Pas besoin d’avoir lu Machiavel pour comprendre qu’un vrai politique n’aurait jamais lancé une telle bombe au moment même où toute la classe politique, et d’abord ceux qui sont aux commandes, doivent montrer une parfaite cohésion face à l’adversité. Au moment où la nation s'enterre dans une guerre - le mot du Président prononcé cinq fois ! - de position. Comment les petits soldats que nous sommes, barricadés dans notre tranchée domestique, peuvent-ils encore avoir confiance dans ce généralissime de quarante ans qui nous parle à la télé depuis son bunker aseptisé, si l’on sait qu’il est entouré de généraux de cette étoffe ? Aussi émotifs ? De tels bras cassés, entend-on de plus en plus. Pas certain : car faut-il encore avoir des bras ! « Ils ont les mains propres mais ils n’ont pas de mains », disait Péguy. Mme Buzyn nous a fait sa petite thérapie sur le divan du Monde, histoire de traiter sa petite dépression post-déculottée : « Ça ressemble fort à un syndrome post-électoral », aurait confié un ministre, selon L’Express. Je vais dire un truc qui va peut-être choquer les bonnes âmes prêtes à compatir aux douleurs étalées sur papier glacé : là, aujourd’hui, dans ma tranchée, je m’en fous un peu, pour ne pas dire plus, des larmes de Mme Buzyn. Et très certainement, c’est le cas de millions de Français.
Ce qui est terrible, c’est que Mme Buzyn est forcément, nécessairement, une personne très intelligente.

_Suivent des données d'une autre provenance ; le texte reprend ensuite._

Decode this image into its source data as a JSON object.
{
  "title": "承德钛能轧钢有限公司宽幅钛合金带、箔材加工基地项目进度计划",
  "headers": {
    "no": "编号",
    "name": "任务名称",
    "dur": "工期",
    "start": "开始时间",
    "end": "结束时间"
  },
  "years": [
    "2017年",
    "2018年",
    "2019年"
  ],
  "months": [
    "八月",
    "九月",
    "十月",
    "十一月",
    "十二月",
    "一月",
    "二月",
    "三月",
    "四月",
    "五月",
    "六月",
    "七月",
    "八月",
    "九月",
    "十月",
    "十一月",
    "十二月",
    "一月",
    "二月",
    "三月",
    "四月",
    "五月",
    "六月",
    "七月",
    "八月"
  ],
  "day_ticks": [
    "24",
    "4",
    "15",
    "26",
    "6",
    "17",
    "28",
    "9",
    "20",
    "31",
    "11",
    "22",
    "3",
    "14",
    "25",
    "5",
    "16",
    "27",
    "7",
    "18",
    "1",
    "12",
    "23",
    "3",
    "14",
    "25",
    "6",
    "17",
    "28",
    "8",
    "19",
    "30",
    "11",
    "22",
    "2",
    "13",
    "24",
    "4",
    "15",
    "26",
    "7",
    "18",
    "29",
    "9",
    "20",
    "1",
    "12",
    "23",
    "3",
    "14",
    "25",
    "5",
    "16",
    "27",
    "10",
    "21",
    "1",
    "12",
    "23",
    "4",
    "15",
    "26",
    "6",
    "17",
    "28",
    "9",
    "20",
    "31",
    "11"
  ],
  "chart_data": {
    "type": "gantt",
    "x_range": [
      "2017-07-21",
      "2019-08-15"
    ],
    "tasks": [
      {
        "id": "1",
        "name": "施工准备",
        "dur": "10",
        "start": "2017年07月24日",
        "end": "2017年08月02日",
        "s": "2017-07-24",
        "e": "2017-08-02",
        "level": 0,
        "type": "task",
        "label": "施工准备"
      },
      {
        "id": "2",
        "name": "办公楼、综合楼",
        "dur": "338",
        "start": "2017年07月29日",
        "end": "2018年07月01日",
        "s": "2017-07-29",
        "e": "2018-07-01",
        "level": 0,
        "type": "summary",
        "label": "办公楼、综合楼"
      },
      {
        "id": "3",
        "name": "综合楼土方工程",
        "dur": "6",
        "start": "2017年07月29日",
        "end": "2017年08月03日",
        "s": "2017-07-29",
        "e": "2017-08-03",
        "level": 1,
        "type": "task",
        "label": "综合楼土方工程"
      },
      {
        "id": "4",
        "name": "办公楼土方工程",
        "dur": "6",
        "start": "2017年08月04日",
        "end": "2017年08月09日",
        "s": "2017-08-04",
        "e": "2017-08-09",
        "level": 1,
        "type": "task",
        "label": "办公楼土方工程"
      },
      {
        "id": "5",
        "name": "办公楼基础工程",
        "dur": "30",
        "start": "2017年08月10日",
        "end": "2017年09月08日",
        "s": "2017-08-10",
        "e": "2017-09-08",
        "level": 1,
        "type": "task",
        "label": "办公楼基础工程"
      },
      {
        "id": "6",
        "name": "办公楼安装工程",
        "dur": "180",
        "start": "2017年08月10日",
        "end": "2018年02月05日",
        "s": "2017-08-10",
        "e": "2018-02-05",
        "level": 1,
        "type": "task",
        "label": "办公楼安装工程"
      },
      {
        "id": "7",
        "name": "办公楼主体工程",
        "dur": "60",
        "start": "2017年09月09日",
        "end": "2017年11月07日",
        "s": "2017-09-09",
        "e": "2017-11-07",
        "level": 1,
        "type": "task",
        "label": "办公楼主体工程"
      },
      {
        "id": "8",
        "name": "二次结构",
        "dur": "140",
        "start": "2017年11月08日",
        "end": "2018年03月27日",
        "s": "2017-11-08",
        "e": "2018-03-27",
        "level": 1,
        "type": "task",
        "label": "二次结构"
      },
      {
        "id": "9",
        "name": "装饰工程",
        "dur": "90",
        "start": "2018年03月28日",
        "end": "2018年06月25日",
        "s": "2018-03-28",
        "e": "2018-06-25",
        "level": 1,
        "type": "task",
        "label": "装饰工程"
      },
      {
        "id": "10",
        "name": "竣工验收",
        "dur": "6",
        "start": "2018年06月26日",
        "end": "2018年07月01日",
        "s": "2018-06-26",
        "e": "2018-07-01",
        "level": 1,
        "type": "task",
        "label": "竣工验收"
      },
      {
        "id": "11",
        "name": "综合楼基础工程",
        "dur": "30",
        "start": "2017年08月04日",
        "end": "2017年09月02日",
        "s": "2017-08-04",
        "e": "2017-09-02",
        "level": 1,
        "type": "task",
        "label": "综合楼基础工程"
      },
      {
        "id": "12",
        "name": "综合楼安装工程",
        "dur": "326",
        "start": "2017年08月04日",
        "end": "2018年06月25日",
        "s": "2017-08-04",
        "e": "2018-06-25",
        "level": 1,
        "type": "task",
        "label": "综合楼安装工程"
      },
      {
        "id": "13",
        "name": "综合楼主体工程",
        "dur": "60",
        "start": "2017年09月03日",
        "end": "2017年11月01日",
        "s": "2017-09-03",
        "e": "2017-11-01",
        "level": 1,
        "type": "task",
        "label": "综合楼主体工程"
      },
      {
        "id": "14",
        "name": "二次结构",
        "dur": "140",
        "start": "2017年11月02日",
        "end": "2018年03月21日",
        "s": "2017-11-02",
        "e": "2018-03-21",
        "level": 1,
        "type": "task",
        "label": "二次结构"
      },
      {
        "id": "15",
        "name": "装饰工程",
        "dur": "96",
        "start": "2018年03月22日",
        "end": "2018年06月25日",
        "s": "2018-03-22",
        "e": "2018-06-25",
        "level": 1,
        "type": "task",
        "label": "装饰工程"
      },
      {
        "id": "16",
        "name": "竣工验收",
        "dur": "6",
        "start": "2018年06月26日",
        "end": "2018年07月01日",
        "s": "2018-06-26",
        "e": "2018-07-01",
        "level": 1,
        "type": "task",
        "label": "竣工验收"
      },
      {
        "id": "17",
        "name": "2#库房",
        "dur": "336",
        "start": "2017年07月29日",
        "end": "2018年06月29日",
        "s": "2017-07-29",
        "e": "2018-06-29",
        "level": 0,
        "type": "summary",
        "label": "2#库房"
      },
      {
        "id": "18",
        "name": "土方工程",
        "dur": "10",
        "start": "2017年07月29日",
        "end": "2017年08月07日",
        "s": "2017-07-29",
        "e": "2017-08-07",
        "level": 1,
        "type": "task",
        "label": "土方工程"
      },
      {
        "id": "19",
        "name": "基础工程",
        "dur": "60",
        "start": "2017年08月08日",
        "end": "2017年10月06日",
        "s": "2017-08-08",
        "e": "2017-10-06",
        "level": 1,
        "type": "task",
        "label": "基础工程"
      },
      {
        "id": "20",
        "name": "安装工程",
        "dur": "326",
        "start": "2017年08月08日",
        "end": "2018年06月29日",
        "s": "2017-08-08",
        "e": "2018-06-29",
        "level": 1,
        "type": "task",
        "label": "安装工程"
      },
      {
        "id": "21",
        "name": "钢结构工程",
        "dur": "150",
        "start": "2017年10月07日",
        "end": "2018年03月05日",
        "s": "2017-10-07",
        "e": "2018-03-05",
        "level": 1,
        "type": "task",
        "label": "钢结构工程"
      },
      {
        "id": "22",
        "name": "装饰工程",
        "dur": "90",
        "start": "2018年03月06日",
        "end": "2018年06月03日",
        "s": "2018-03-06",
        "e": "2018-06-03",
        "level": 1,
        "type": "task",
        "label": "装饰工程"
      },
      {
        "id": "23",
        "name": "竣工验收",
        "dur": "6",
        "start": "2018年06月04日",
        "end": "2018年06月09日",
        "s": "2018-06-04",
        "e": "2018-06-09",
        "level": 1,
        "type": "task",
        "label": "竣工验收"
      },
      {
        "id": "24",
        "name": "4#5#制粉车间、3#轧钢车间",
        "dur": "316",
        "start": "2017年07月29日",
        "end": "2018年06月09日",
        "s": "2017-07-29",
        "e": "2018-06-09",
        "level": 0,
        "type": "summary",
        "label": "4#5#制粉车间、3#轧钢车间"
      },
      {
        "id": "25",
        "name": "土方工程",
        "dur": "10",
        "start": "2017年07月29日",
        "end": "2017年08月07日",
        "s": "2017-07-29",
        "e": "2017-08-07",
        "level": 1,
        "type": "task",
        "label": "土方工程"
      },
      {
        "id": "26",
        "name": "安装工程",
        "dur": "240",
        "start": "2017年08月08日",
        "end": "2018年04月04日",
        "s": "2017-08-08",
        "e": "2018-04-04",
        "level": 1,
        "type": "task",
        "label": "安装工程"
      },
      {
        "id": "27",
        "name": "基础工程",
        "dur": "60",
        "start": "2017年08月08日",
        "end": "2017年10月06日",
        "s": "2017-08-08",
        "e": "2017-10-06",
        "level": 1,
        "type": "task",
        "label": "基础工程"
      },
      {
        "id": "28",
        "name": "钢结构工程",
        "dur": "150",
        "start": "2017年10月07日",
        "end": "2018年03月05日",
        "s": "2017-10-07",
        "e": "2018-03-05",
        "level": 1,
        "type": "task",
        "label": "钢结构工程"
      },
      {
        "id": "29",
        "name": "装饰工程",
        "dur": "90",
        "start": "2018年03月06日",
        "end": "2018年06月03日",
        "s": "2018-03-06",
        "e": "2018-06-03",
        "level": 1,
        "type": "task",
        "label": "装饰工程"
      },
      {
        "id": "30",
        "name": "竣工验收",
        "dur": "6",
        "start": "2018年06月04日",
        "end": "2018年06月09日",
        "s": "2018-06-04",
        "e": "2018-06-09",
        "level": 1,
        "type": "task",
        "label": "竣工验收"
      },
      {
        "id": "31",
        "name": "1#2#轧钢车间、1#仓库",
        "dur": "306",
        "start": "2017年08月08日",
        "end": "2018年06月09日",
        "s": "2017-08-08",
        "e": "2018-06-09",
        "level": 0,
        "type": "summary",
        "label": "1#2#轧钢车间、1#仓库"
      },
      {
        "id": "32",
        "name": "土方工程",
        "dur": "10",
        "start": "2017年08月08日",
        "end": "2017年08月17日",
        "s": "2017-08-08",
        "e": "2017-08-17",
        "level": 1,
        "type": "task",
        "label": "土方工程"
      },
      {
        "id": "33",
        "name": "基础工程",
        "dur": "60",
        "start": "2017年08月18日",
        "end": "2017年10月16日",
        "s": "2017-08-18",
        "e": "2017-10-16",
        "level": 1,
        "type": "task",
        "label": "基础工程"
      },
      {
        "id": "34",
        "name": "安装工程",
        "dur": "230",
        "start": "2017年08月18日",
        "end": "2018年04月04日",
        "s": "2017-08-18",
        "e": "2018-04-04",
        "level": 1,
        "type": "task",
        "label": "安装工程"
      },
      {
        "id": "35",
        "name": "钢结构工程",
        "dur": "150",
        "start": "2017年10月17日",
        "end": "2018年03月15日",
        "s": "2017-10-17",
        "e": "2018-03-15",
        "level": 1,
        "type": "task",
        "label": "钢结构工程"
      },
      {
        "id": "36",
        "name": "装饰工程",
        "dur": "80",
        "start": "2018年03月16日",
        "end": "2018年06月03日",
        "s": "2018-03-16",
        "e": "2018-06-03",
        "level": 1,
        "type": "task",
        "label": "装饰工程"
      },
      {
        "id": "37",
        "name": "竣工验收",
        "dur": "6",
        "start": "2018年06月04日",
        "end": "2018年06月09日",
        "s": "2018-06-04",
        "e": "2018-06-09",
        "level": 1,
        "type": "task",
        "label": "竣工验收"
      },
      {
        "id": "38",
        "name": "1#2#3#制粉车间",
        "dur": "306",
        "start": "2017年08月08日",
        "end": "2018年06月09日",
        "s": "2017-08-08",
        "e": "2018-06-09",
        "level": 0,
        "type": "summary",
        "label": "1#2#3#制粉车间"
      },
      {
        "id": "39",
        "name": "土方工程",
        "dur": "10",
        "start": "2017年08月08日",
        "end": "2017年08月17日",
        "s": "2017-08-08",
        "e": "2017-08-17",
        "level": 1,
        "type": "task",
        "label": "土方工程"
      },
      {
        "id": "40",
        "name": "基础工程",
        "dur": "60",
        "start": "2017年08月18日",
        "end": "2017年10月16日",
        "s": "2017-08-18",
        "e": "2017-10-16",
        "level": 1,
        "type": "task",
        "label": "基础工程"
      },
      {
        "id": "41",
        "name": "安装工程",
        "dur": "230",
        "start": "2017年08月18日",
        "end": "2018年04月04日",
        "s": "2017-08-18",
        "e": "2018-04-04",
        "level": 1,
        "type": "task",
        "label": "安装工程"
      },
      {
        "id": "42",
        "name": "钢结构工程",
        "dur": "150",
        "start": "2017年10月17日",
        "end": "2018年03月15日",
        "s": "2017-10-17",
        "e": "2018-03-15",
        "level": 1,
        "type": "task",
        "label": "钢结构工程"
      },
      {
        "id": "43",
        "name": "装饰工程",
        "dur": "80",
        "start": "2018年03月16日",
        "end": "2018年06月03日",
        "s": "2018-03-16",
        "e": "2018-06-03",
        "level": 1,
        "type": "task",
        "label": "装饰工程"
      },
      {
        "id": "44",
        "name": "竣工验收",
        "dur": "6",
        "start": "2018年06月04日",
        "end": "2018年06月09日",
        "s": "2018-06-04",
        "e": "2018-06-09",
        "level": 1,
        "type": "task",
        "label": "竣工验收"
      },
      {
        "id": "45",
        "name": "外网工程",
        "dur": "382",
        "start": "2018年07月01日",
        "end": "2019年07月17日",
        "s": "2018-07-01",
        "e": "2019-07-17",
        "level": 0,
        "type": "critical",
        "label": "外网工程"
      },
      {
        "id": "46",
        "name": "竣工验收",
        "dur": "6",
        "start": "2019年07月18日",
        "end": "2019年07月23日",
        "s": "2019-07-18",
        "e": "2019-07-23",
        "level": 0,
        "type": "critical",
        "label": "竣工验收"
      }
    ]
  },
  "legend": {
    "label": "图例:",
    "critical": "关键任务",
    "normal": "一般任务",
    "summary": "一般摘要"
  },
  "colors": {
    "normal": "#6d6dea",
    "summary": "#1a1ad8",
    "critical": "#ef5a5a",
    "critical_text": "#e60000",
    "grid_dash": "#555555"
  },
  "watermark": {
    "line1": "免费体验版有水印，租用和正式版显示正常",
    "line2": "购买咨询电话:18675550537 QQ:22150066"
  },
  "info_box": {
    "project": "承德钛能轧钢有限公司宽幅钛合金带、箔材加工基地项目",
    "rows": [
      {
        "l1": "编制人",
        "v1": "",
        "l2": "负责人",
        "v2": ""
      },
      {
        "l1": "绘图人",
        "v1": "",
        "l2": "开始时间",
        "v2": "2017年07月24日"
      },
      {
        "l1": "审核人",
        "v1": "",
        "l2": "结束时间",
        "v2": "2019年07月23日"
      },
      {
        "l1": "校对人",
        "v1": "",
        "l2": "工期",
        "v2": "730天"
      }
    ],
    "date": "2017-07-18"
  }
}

Bête de concours depuis toute petite, probablement (à l’heure où j’écris ces lignes, je n’ai même pas envie d’aller vérifier !), elle a tenu des fonctions de haute responsabilité. Oui, peut-être, mais l’intelligence de situation ? Ce n’est pas la première fois de son histoire que la France est gouvernée par des bras cassés. Mais en général, ils avaient au moins l’intelligence de la fermer, histoire de ne pas en rajouter et de ne pas plomber le moral du peuple et de la troupe.
En 1957, Maurice Bourgès-Maunoury, ministre de la Défense nationale, avait saisi la Justice militaire d’un ordre d’informer concernant Jean-Jacques Servan-Schreiber à cause d’articles écrits dans son journal L’Express sur la situation en Algérie, et ce, afin de calmer l’émotion que cela avait soulevé dans les rangs de l’armée. Le motif ? « Atteinte au moral de l’armée ». Les temps ont bien changé, évidemment, et il serait bien étonnant que les bras cassés se tirent une balle dans le pied.